Foto de Adérito Caldeira“Estes dois anos foram anos de muita pesquisa, de muita leitura e de muita auscultação para tentar saber porque é que nós saímos dos carris e procurar saber como é que poderíamos voltar aos carris” revela Jorge Ferrão em exclusivo ao @Verdade, numa primeira avaliação sobre o seu trabalho como ministro da Educação e de Desenvolvimento Humano. O agora reitor da Universidade Pedagógica fala ainda sobre a sua demissão e disse estar “profundamente feliz” com a decisão de estabelecer um livro único por disciplina de todas as classes do secundário “independentemente se isso vai afectar os negócios (…)A economia da educação não é um negócio e não podemos levar por esse caminho”.

O Professor Doutor Luís Jorge Manuel António Ferrão recebeu nesta terça-feira(06) as pastas do cessante reitor da Universidade Pedagógica (UP), o Prof. Doutor Rogério Uthui. No seu discurso começou por desculpar-se “pela invasão” pois “não poderia imaginar que um dia eu integraria, assim tão cedo, a equipa da Universidade Pedagógica”.

“As Universidades via de regra são instituições democráticas e na realidade procedimentos democráticos e transparentes tipificam as instituições de ensino no mundo inteiro, nós não fazemos diferente. A democratização das Universidades tem por pressuposto melhorar a sua governação e o seu desempenho, as instituições de ensino com os melhores índices de avaliação, os rankings, ou aquelas que almejam altos padrões de qualidade e reconhecimento elegem os seus chefes de turma, os directores de escola e os directores de faculdade. A comunidade académica participa e determina o futuro dessas instituições”, declarou Jorge Ferrão quiçá num recado para o Presidente Filipe Nyusi que o nomeou à margem de um processo de eleição que decorria na UP.

O antigo titular da Educação elencou alguns dos desafios para a instituição que agora vai dirigir, que é o maior estabelecimento de ensino superior de Moçambique com mais de 50 mil alunos, mais de 10 mil professores e que no passado dia 4 de Dezembro completou 31 anos de existência.

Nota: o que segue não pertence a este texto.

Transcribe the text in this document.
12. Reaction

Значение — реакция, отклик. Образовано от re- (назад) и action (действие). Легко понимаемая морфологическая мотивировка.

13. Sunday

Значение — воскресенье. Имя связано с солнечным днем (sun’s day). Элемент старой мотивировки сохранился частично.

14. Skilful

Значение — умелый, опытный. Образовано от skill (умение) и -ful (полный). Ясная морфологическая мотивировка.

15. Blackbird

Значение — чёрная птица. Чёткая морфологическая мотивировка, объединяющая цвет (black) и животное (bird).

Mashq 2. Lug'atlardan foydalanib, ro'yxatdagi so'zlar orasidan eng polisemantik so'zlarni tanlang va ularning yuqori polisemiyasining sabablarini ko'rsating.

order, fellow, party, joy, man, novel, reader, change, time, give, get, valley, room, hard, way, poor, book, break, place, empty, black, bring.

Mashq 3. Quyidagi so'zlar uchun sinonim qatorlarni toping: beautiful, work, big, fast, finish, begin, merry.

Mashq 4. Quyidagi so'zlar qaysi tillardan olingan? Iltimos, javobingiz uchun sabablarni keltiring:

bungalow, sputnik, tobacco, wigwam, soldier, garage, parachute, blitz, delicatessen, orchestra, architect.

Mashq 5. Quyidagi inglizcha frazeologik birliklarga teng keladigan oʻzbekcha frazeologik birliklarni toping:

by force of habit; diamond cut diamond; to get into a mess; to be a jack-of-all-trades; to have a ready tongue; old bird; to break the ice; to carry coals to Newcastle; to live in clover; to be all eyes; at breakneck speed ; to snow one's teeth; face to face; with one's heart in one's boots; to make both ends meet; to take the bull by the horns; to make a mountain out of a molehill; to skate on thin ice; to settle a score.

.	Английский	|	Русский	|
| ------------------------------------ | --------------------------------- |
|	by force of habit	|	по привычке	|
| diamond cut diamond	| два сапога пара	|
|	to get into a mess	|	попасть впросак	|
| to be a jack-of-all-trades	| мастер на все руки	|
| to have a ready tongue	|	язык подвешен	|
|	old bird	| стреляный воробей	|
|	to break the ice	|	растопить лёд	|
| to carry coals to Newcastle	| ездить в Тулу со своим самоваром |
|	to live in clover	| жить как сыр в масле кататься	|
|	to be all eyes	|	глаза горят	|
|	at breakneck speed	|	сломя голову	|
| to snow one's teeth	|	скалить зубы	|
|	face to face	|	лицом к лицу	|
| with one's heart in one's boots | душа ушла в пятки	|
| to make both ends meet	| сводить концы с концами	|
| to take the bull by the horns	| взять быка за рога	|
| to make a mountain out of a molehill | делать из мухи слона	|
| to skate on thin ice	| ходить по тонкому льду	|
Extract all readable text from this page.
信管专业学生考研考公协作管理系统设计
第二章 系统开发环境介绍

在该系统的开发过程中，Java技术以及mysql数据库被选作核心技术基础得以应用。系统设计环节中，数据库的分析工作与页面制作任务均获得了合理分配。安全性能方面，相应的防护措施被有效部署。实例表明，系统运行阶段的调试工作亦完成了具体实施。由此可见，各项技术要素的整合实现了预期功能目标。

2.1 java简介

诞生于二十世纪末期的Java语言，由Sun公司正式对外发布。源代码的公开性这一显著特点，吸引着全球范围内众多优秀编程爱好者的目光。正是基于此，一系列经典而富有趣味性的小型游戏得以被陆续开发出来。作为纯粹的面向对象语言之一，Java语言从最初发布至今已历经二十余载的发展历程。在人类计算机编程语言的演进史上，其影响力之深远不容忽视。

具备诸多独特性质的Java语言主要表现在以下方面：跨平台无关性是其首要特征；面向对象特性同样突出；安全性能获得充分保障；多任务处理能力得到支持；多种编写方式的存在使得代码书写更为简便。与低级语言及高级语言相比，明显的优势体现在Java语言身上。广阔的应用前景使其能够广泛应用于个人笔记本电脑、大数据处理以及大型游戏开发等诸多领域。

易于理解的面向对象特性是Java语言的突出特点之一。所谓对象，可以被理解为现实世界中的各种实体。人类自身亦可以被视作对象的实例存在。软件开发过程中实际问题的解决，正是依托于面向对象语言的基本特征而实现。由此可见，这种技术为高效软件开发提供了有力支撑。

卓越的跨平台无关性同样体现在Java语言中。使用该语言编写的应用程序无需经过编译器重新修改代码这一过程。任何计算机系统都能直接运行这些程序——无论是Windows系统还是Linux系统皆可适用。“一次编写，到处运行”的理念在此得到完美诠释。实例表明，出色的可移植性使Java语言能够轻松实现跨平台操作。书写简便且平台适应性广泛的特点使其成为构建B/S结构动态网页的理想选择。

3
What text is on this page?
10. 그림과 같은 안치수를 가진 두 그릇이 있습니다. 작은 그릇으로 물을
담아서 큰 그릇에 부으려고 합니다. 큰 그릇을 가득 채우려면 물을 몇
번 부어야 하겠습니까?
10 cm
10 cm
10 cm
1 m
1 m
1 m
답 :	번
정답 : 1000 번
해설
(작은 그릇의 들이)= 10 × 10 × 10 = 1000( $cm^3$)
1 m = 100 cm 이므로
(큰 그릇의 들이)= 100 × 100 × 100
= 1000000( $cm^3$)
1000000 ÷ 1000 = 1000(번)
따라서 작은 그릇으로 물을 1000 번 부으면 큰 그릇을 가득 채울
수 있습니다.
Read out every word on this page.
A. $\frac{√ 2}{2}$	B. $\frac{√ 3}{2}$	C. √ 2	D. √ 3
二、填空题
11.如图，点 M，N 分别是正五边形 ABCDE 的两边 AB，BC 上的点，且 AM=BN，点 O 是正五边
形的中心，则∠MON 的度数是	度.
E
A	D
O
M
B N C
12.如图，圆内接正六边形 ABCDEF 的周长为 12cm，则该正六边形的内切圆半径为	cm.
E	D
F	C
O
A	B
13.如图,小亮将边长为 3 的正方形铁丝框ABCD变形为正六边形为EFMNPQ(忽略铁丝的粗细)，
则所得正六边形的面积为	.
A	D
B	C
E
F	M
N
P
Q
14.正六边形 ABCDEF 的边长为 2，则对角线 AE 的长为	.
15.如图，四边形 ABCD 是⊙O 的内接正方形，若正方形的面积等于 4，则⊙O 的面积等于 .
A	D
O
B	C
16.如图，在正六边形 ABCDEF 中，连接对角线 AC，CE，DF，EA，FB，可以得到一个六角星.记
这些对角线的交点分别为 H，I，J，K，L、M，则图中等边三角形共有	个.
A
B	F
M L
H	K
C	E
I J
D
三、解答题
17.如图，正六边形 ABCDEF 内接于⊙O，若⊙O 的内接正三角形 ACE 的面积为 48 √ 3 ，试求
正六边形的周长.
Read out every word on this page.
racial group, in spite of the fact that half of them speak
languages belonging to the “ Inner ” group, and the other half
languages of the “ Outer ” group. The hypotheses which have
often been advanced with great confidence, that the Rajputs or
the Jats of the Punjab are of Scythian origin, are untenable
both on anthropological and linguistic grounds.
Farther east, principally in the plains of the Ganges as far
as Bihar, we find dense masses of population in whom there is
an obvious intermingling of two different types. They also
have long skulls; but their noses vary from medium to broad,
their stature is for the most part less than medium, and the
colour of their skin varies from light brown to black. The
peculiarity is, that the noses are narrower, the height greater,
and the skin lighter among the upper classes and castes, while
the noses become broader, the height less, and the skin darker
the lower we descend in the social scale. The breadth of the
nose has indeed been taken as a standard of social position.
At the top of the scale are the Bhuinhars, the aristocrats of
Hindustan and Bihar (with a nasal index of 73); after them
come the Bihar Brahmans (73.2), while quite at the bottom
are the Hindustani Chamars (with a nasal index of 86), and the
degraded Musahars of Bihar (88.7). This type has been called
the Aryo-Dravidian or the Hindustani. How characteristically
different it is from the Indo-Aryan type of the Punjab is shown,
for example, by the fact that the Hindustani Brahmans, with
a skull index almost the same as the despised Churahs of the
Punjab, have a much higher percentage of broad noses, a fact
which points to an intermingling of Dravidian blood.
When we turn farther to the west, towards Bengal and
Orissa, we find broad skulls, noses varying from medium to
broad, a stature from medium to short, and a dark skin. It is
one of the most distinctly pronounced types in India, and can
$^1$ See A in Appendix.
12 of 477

Foto de Adérito Caldeira“A formação de professores para o ensino secundário deveria merecer mais prioridade nos próximos tempos. Existem Institutos de Formação de Professores, que são os IFP´s, que formam professores para o nível primário porém, os professores do ensino secundário continuam ainda dependentes dos cursos ainda oferecidos por outras universidades. A Universidade Pedagógica poderia aprimorar estes cursos para o ensino secundário, assegurando igualmente o seu desenvolvimento curricular, desde que permanentemente seja discutida e estabelecida uma plataforma com o Ministério de Educação e Desenvolvimento Humano”, sugeriu Ferrão.

O novo reitor propôs ainda que “que as inscrições, os exames e a divulgação dos resultados(da Universidade Pedagógica) fosse feita em parceria com o Conselho Nacional de Exames Certificação e Equivalências”.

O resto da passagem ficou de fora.